There is a lot of stuff we see and hear that doesn’t seem to make much sense. (No, I don’t mean anonymous comments from people who take offense at particular Displaced posts.) I'm talking about other stupid stuff, like this thing about receivers catching a football “at its highest point.” What the hell does this mean?

We hear it all over the place from football experts and broadcast analysts on Saturdays and Sundays. I’ve heard John Madden say it. Ron Jaworski, Kirk Herbstreit, Steve Young … all those guys say it, including former USC QB and current ESPN stalwart Sean Salisbury. Even our own Rhodes Scholar QB Pat Haden has said it.

“Watch [insert receiver’s name here] as he catches the ball at its highest point!”

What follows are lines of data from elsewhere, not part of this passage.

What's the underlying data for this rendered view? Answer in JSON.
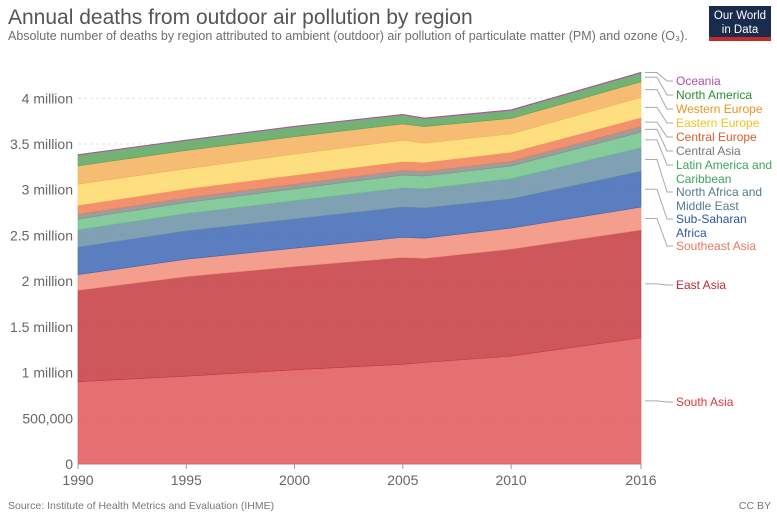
{
  "header": {
    "title": "Annual deaths from outdoor air pollution by region",
    "subtitle": "Absolute number of deaths by region attributed to ambient (outdoor) air pollution of particulate matter (PM) and ozone (O₃)."
  },
  "logo": {
    "line1": "Our World",
    "line2": "in Data"
  },
  "footer": {
    "source": "Source: Institute of Health Metrics and Evaluation (IHME)",
    "license": "CC BY"
  },
  "chart_data": {
    "type": "area",
    "stacked": true,
    "title": "Annual deaths from outdoor air pollution by region",
    "x": [
      1990,
      1995,
      2000,
      2005,
      2006,
      2010,
      2016
    ],
    "x_ticks": [
      "1990",
      "1995",
      "2000",
      "2005",
      "2010",
      "2016"
    ],
    "y_ticks": [
      "0",
      "500,000",
      "1 million",
      "1.5 million",
      "2 million",
      "2.5 million",
      "3 million",
      "3.5 million",
      "4 million"
    ],
    "ylim": [
      0,
      4200000
    ],
    "grid": true,
    "legend_position": "right",
    "series": [
      {
        "name": "South Asia",
        "color": "#e15759",
        "values": [
          900000,
          960000,
          1030000,
          1090000,
          1110000,
          1180000,
          1380000
        ]
      },
      {
        "name": "East Asia",
        "color": "#c53a3e",
        "values": [
          1000000,
          1090000,
          1130000,
          1170000,
          1140000,
          1170000,
          1180000
        ]
      },
      {
        "name": "Southeast Asia",
        "color": "#f28e7a",
        "values": [
          170000,
          190000,
          200000,
          220000,
          220000,
          230000,
          250000
        ]
      },
      {
        "name": "Sub-Saharan Africa",
        "color": "#3d67b5",
        "values": [
          300000,
          310000,
          320000,
          330000,
          330000,
          320000,
          390000
        ]
      },
      {
        "name": "North Africa and Middle East",
        "color": "#6a8fa6",
        "values": [
          190000,
          190000,
          200000,
          210000,
          210000,
          220000,
          260000
        ]
      },
      {
        "name": "Latin America and Caribbean",
        "color": "#70c28a",
        "values": [
          120000,
          120000,
          130000,
          140000,
          140000,
          140000,
          170000
        ]
      },
      {
        "name": "Central Asia",
        "color": "#8c8c8c",
        "values": [
          50000,
          50000,
          50000,
          50000,
          50000,
          50000,
          60000
        ]
      },
      {
        "name": "Central Europe",
        "color": "#f07e55",
        "values": [
          100000,
          100000,
          100000,
          100000,
          100000,
          100000,
          100000
        ]
      },
      {
        "name": "Eastern Europe",
        "color": "#fdd969",
        "values": [
          230000,
          220000,
          230000,
          230000,
          210000,
          200000,
          220000
        ]
      },
      {
        "name": "Western Europe",
        "color": "#f6b05a",
        "values": [
          200000,
          200000,
          190000,
          180000,
          180000,
          170000,
          170000
        ]
      },
      {
        "name": "North America",
        "color": "#5aa35c",
        "values": [
          120000,
          110000,
          110000,
          100000,
          90000,
          90000,
          100000
        ]
      },
      {
        "name": "Oceania",
        "color": "#b04fa5",
        "values": [
          5000,
          5000,
          5000,
          5000,
          5000,
          5000,
          5000
        ]
      }
    ]
  },
  "labels": [
    {
      "text": "Oceania",
      "series": "Oceania",
      "color": "#b04fa5"
    },
    {
      "text": "North America",
      "series": "North America",
      "color": "#2c8a3a"
    },
    {
      "text": "Western Europe",
      "series": "Western Europe",
      "color": "#e8961e"
    },
    {
      "text": "Eastern Europe",
      "series": "Eastern Europe",
      "color": "#f0c21a"
    },
    {
      "text": "Central Europe",
      "series": "Central Europe",
      "color": "#e05a2b"
    },
    {
      "text": "Central Asia",
      "series": "Central Asia",
      "color": "#777777"
    },
    {
      "text": "Latin America and",
      "text2": "Caribbean",
      "series": "Latin America and Caribbean",
      "color": "#3fa35c"
    },
    {
      "text": "North Africa and",
      "text2": "Middle East",
      "series": "North Africa and Middle East",
      "color": "#557a93"
    },
    {
      "text": "Sub-Saharan",
      "text2": "Africa",
      "series": "Sub-Saharan Africa",
      "color": "#2d55a3"
    },
    {
      "text": "Southeast Asia",
      "series": "Southeast Asia",
      "color": "#e8775e"
    },
    {
      "text": "East Asia",
      "series": "East Asia",
      "color": "#c02d32"
    },
    {
      "text": "South Asia",
      "series": "South Asia",
      "color": "#d93a3c"
    }
  ]
}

Huh? I’m no physicist, but don’t most football passes have a natural arch with a highest point that occurs well before and considerably higher than a receiver can leap to catch it? Aren’t virtually all long passes (the kind of plays to which this phrase is usually applied) literally coming down toward the receiver and/or defensive back when they try to catch it?

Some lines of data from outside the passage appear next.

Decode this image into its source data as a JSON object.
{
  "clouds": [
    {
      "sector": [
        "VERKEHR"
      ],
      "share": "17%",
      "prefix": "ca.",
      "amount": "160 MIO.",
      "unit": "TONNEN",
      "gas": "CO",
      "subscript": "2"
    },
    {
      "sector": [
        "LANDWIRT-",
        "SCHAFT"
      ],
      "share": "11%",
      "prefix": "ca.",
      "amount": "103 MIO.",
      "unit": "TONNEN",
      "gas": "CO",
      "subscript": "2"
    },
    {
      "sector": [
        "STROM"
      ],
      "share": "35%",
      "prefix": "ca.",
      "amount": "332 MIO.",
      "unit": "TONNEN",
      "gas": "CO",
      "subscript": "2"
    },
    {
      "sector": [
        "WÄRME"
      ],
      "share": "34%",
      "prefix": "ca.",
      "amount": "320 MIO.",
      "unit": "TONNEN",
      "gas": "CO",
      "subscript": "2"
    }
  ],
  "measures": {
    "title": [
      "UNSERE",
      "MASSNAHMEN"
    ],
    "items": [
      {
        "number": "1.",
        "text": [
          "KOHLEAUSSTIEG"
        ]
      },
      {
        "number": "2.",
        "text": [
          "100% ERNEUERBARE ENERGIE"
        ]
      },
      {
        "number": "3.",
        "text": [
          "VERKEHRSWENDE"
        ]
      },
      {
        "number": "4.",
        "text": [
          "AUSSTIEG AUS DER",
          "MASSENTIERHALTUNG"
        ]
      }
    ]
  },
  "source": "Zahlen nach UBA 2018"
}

Think about Doug Flutie’s “Hail Mary” against Miami in ’84, perhaps the greatest TD catch in college football history (besides Erik Affholter’s “catch” from Rodney Peete versus ugla in ’87, of course.) If Gerard Phelan had attempted to catch Flutie’s pass at its “highest point” he would have had to leap up about 18 feet in the air at about the 25-yard line. Right?

Of course, this is one of those misnomers, like the “foul pole” in baseball that is actually in fair territory, or a “wood” in golf that is actually made out of titanium alloy. But it seems like a lot of people use the phrase without even thinking about what they are saying versus what they mean.

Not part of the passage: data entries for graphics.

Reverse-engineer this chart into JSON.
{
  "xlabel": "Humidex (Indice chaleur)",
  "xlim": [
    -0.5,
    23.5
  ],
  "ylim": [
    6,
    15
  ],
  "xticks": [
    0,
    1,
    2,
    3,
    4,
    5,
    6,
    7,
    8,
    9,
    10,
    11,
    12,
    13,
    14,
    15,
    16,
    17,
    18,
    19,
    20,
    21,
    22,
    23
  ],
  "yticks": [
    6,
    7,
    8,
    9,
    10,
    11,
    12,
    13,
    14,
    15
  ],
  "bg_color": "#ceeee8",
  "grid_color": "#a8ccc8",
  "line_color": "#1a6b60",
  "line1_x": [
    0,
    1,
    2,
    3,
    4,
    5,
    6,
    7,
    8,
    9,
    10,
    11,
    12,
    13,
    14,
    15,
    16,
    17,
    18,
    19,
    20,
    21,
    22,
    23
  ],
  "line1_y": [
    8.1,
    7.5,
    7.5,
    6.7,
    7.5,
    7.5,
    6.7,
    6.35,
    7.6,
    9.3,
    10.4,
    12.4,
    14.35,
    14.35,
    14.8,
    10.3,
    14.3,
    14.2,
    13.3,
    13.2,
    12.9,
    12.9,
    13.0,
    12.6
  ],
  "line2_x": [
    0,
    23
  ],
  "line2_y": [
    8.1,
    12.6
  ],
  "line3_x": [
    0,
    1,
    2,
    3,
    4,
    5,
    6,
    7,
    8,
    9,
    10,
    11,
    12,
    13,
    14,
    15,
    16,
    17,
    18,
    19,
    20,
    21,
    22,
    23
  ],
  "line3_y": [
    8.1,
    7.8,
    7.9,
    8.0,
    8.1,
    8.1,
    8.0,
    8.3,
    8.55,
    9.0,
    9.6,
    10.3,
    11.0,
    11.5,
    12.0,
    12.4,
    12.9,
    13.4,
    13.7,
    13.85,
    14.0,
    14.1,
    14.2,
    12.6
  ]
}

Obviously, the phrase should be something more like, “Watch Dwayne Jarrett as he catches the ball at the highest point he can.” But, like foul poles and metal woods, “the highest point” is engrained in the conventional wisdom of football to the point that it makes common (if not perfect) sense to ordinarily intelligent people.

Am I nitpicking? Sure. Does it really matter? Not so much. As long as USC receivers catch the ball do we really care where they catch it … high or low? Not at all.

It’s all just part of the fun we have here pointing out stupid stuff. Even our anonymous readers can appreciate that, right?

Beat the Ducks!


Jae said...

That bothers me too, DT.

Other things that bother me include:

Dwayne Jarrett is out for today's game with a shoulder.

Or, no one can catch the ball like a Steve Smith or a Mike Williams.


JOHN said...


This can only be accurate if a player is catching a ball that is either:

A. Ascending, as in the rare case of a receiver plucking a short, but overthrown pass still on its way up, or a defender intercepting one extremely close to the quarterback's release point.


B. Just stopped ascending, as in the case of some unfortunate soul trying to recover an onsides kick beyond the vertical leap of the other guys. Even in this case, the comment can only refer to the highest point of that particular bounce, as it may or may not have been the highest arc overall.

My guess is it was used once, correctly, in the onsides example and everyone else has been using it incorrectly because it sounds intelligent and vaguely suggests something about athleticism, timing and defying gravity.

But you're right, it's stupid. It reminds me of the idiots that used to say they wanted their GM's "to put a good product on the field." While, this comment was grammatically correct, I still felt it spread like wildfire because people just repeat what they hear and what they heard sounded smarter and more businesslike than, "I'm not buying tickets if we suck."

P.S. Did you read that article from the OC Register I sent you?

Shawn said...

I don't really find anything odd with that phrase. I always took it as assumed that the announcer meant "watch Jarrett catch the ball at the highest point [that he can catch the ball]". I believe you were misunderstanding the announcers by interpreting that as "the highest point [of the ball's arc]".

Displaced Trojan said...

I don't get those two statements, either.

Yes, I did see that OCR piece. Very interesting. Thanks.

Perhaps you're right, but my view is that people should say what they mean, especially when they get paid for it.